"Local lawncare companies offer organic alternatives
The joys of an evening stroll through the neighborhood aren’t what they used to be. A mother expecting a dandelion bouquet may be disappointed when her little ones find only “Lawn Application, Keep Off The Grass” signs instead. Those signs represent a portion of the estimated $40 billion home and business owners in the U.S. spend on professional lawn care services each year, most of that on purely cosmetic weeding and greening. And the more than 90 million pounds of chemicals used to achieve unnaturally weed-free, deep-green lawns cause cancer, disrupt children’s development, interfere with brain activities, kill pets and contaminate groundwater.
Although the Environmental Protection Agency requires that pesticides be registered and labeled, registration with the EPA is no guarantee that a pesticide is safe to use. More stringent standards imposed by a 1996 law are slowly being implemented, but in the meantime, substances banned in other countries are readily available in the U.S.

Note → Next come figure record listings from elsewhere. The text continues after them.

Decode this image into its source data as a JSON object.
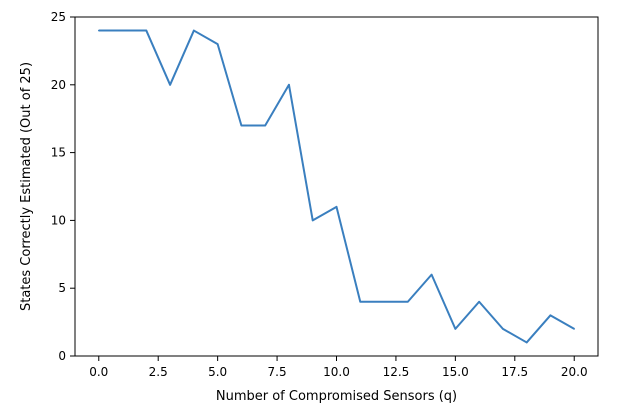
{
  "chart_data": {
    "type": "line",
    "title": "",
    "xlabel": "Number of Compromised Sensors (q)",
    "ylabel": "States Correctly Estimated (Out of 25)",
    "xlim": [
      -1,
      21
    ],
    "ylim": [
      0,
      25
    ],
    "grid": false,
    "legend": "none",
    "x_ticks": [
      0.0,
      2.5,
      5.0,
      7.5,
      10.0,
      12.5,
      15.0,
      17.5,
      20.0
    ],
    "x_tick_labels": [
      "0.0",
      "2.5",
      "5.0",
      "7.5",
      "10.0",
      "12.5",
      "15.0",
      "17.5",
      "20.0"
    ],
    "y_ticks": [
      0,
      5,
      10,
      15,
      20,
      25
    ],
    "y_tick_labels": [
      "0",
      "5",
      "10",
      "15",
      "20",
      "25"
    ],
    "series": [
      {
        "color": "#3a7fbf",
        "x": [
          0,
          1,
          2,
          3,
          4,
          5,
          6,
          7,
          8,
          9,
          10,
          11,
          12,
          13,
          14,
          15,
          16,
          17,
          18,
          19,
          20
        ],
        "values": [
          24,
          24,
          24,
          20,
          24,
          23,
          17,
          17,
          20,
          10,
          11,
          4,
          4,
          4,
          6,
          2,
          4,
          2,
          1,
          3,
          2
        ]
      }
    ]
  }
}
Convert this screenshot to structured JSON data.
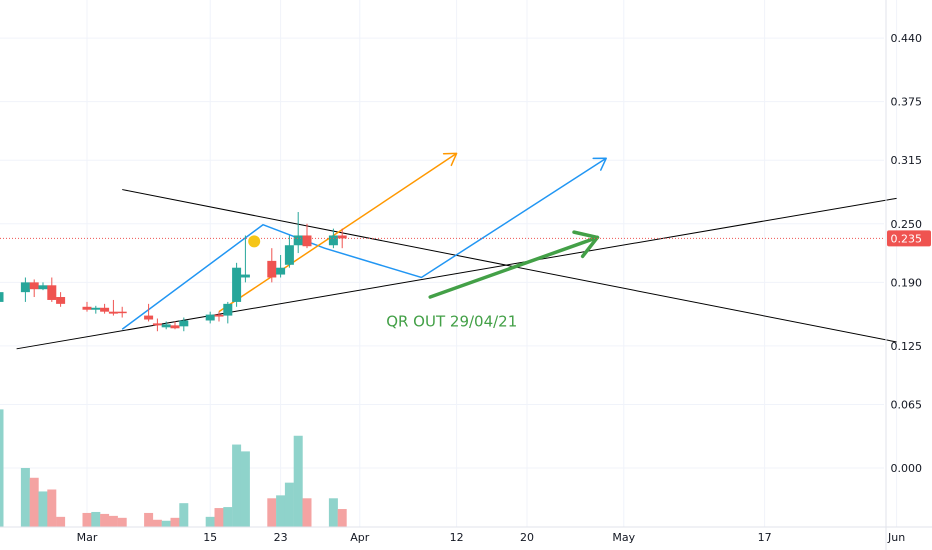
{
  "chart_data": {
    "type": "candlestick",
    "price_axis": {
      "ticks": [
        "0.440",
        "0.375",
        "0.315",
        "0.250",
        "0.190",
        "0.125",
        "0.065",
        "0.000"
      ],
      "ylim": [
        -0.061,
        0.473
      ]
    },
    "date_axis": {
      "ticks": [
        "Mar",
        "15",
        "23",
        "Apr",
        "12",
        "20",
        "May",
        "17",
        "Jun"
      ],
      "tick_dates": [
        "2021-03-01",
        "2021-03-15",
        "2021-03-23",
        "2021-04-01",
        "2021-04-12",
        "2021-04-20",
        "2021-05-01",
        "2021-05-17",
        "2021-06-01"
      ]
    },
    "last_price": {
      "label": "0.235",
      "value": 0.235,
      "color": "#ef5350"
    },
    "colors": {
      "up": "#26a69a",
      "down": "#ef5350",
      "volume_up": "#8fd3cb",
      "volume_down": "#f4a3a2",
      "blue_path": "#2196f3",
      "orange_path": "#ff9800",
      "green_arrow": "#43a047",
      "trendline": "#000000",
      "marker": "#f5c518"
    },
    "candles": [
      {
        "date": "2021-02-18",
        "open": 0.16,
        "high": 0.18,
        "low": 0.155,
        "close": 0.17,
        "volume": 0.012
      },
      {
        "date": "2021-02-19",
        "open": 0.17,
        "high": 0.215,
        "low": 0.16,
        "close": 0.18,
        "volume": 0.06
      },
      {
        "date": "2021-02-22",
        "open": 0.18,
        "high": 0.195,
        "low": 0.17,
        "close": 0.19,
        "volume": 0.0
      },
      {
        "date": "2021-02-23",
        "open": 0.19,
        "high": 0.193,
        "low": 0.175,
        "close": 0.183,
        "volume": -0.01
      },
      {
        "date": "2021-02-24",
        "open": 0.183,
        "high": 0.19,
        "low": 0.182,
        "close": 0.187,
        "volume": -0.024
      },
      {
        "date": "2021-02-25",
        "open": 0.187,
        "high": 0.195,
        "low": 0.17,
        "close": 0.172,
        "volume": -0.022
      },
      {
        "date": "2021-02-26",
        "open": 0.175,
        "high": 0.18,
        "low": 0.165,
        "close": 0.168,
        "volume": -0.05
      },
      {
        "date": "2021-03-01",
        "open": 0.165,
        "high": 0.17,
        "low": 0.16,
        "close": 0.162,
        "volume": -0.046
      },
      {
        "date": "2021-03-02",
        "open": 0.162,
        "high": 0.166,
        "low": 0.158,
        "close": 0.164,
        "volume": -0.045
      },
      {
        "date": "2021-03-03",
        "open": 0.164,
        "high": 0.168,
        "low": 0.158,
        "close": 0.16,
        "volume": -0.047
      },
      {
        "date": "2021-03-04",
        "open": 0.16,
        "high": 0.172,
        "low": 0.156,
        "close": 0.158,
        "volume": -0.049
      },
      {
        "date": "2021-03-05",
        "open": 0.16,
        "high": 0.165,
        "low": 0.154,
        "close": 0.159,
        "volume": -0.051
      },
      {
        "date": "2021-03-08",
        "open": 0.156,
        "high": 0.168,
        "low": 0.15,
        "close": 0.152,
        "volume": -0.046
      },
      {
        "date": "2021-03-09",
        "open": 0.148,
        "high": 0.153,
        "low": 0.14,
        "close": 0.146,
        "volume": -0.053
      },
      {
        "date": "2021-03-10",
        "open": 0.144,
        "high": 0.15,
        "low": 0.142,
        "close": 0.147,
        "volume": -0.054
      },
      {
        "date": "2021-03-11",
        "open": 0.146,
        "high": 0.15,
        "low": 0.142,
        "close": 0.143,
        "volume": -0.051
      },
      {
        "date": "2021-03-12",
        "open": 0.145,
        "high": 0.154,
        "low": 0.14,
        "close": 0.151,
        "volume": -0.036
      },
      {
        "date": "2021-03-15",
        "open": 0.151,
        "high": 0.16,
        "low": 0.148,
        "close": 0.157,
        "volume": -0.05
      },
      {
        "date": "2021-03-16",
        "open": 0.157,
        "high": 0.16,
        "low": 0.15,
        "close": 0.155,
        "volume": -0.041
      },
      {
        "date": "2021-03-17",
        "open": 0.156,
        "high": 0.17,
        "low": 0.148,
        "close": 0.168,
        "volume": -0.04
      },
      {
        "date": "2021-03-18",
        "open": 0.17,
        "high": 0.21,
        "low": 0.165,
        "close": 0.205,
        "volume": 0.024
      },
      {
        "date": "2021-03-19",
        "open": 0.195,
        "high": 0.238,
        "low": 0.19,
        "close": 0.198,
        "volume": 0.017
      },
      {
        "date": "2021-03-22",
        "open": 0.212,
        "high": 0.225,
        "low": 0.19,
        "close": 0.195,
        "volume": -0.031
      },
      {
        "date": "2021-03-23",
        "open": 0.198,
        "high": 0.218,
        "low": 0.195,
        "close": 0.205,
        "volume": -0.028
      },
      {
        "date": "2021-03-24",
        "open": 0.208,
        "high": 0.238,
        "low": 0.205,
        "close": 0.228,
        "volume": -0.015
      },
      {
        "date": "2021-03-25",
        "open": 0.228,
        "high": 0.262,
        "low": 0.22,
        "close": 0.238,
        "volume": 0.033
      },
      {
        "date": "2021-03-26",
        "open": 0.238,
        "high": 0.25,
        "low": 0.225,
        "close": 0.227,
        "volume": -0.031
      },
      {
        "date": "2021-03-29",
        "open": 0.228,
        "high": 0.245,
        "low": 0.225,
        "close": 0.238,
        "volume": -0.031
      },
      {
        "date": "2021-03-30",
        "open": 0.238,
        "high": 0.245,
        "low": 0.225,
        "close": 0.235,
        "volume": -0.042
      }
    ],
    "marker": {
      "date": "2021-03-20",
      "price": 0.232
    },
    "trendlines": [
      {
        "from": {
          "date": "2021-02-21",
          "price": 0.122
        },
        "to": {
          "date": "2021-06-01",
          "price": 0.276
        }
      },
      {
        "from": {
          "date": "2021-03-05",
          "price": 0.285
        },
        "to": {
          "date": "2021-06-01",
          "price": 0.129
        }
      }
    ],
    "blue_path": [
      {
        "date": "2021-03-05",
        "price": 0.142
      },
      {
        "date": "2021-03-21",
        "price": 0.249
      },
      {
        "date": "2021-03-28",
        "price": 0.225
      },
      {
        "date": "2021-04-08",
        "price": 0.195
      },
      {
        "date": "2021-04-29",
        "price": 0.317
      }
    ],
    "orange_path": [
      {
        "date": "2021-03-16",
        "price": 0.16
      },
      {
        "date": "2021-04-12",
        "price": 0.322
      }
    ],
    "green_arrow": [
      {
        "date": "2021-04-09",
        "price": 0.175
      },
      {
        "date": "2021-04-28",
        "price": 0.236
      }
    ],
    "annotations": [
      {
        "text": "QR OUT 29/04/21",
        "date": "2021-04-04",
        "price": 0.145
      }
    ]
  }
}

According to the Toxics Action Center, on average, 10 times more herbicides are spread on lawns than on agricultural land — lawns where susceptible children roll, wrestle and recline, exposing themselves through their skin and lungs to absorption of known carcinogens and other poisons. Children are most vulnerable to the dangerous effects of toxic chemicals because of their high exposure relative to body weight. Then, the one-two punch of a still-developing immune system and a rapidly growing metabolism puts youngsters whose lawns are treated with chemicals at higher risk of developing leukemia and brain cancer, according to several studies reported on the TAC Web site at www.toxicsaction.org.
Don Harvey’s wife works with special needs children, and he knows that “lots of people and animals are affected by chemicals.” When he was downsized from MCI a few years ago, he saw an opportunity to “get back outside” and in 2003 became NaturaLawn’s Indianapolis franchise owner (356-5296, www.nl-amer.com). This type of alternative lawn care approach treats the soil instead of the grass.
Brian Bengtsson, owner of Child’s Play Organic Lawns in Zionsville (733-1200, www.childsplayorganiclawns.com), says, “We feed the dirt. If you have healthy dirt, you can’t help but have healthy grass.”
Theresa Catron from NaturaLawn’s headquarters in Frederick, Md., agrees that “Weeds are a symptom of an unhealthy lawn.”
Organic lawn care works by building up the soil and promoting beneficial microorganisms and insects, providing grass with what it needs to thrive and basically crowding out weeds. The petroleum-based chemical treatments used in conventional applications kill off good bacteria. Both Bengtsson and Catron liken traditional lawn care fertilization to putting grass on steroids — the chemicals quickly boost the plants themselves but bypass the plants’ support system, which actually weakens the plant and soon necessitates another dose to green-up the grass again. This cycle perpetuates poisoning the soil and groundwater systems for the whole community.
Bengtsson warns that going organic “does mean changing your expectations” because he cannot give a 100 percent guarantee of ridding your lawn of every weed in it, although to the average eye, a lawn 80 percent weed-free looks perfect. And, the organic process doesn’t produce instant results. But NaturaLawn customers appear more than willing to live with the results they do get: Catron cites statistics showing that companies that provide chemical-based lawn treatments experience a 50 percent to 60 percent turnover rate whereas NaturaLawn’s customer turnover rate is a mere 13 percent.
Organizations that offer additional information on natural weed and pest control include Pesticide Action Network North America at panna.org/resources/advisor.dv.html and Beyond Pesticides at www.beyondpesticides.org.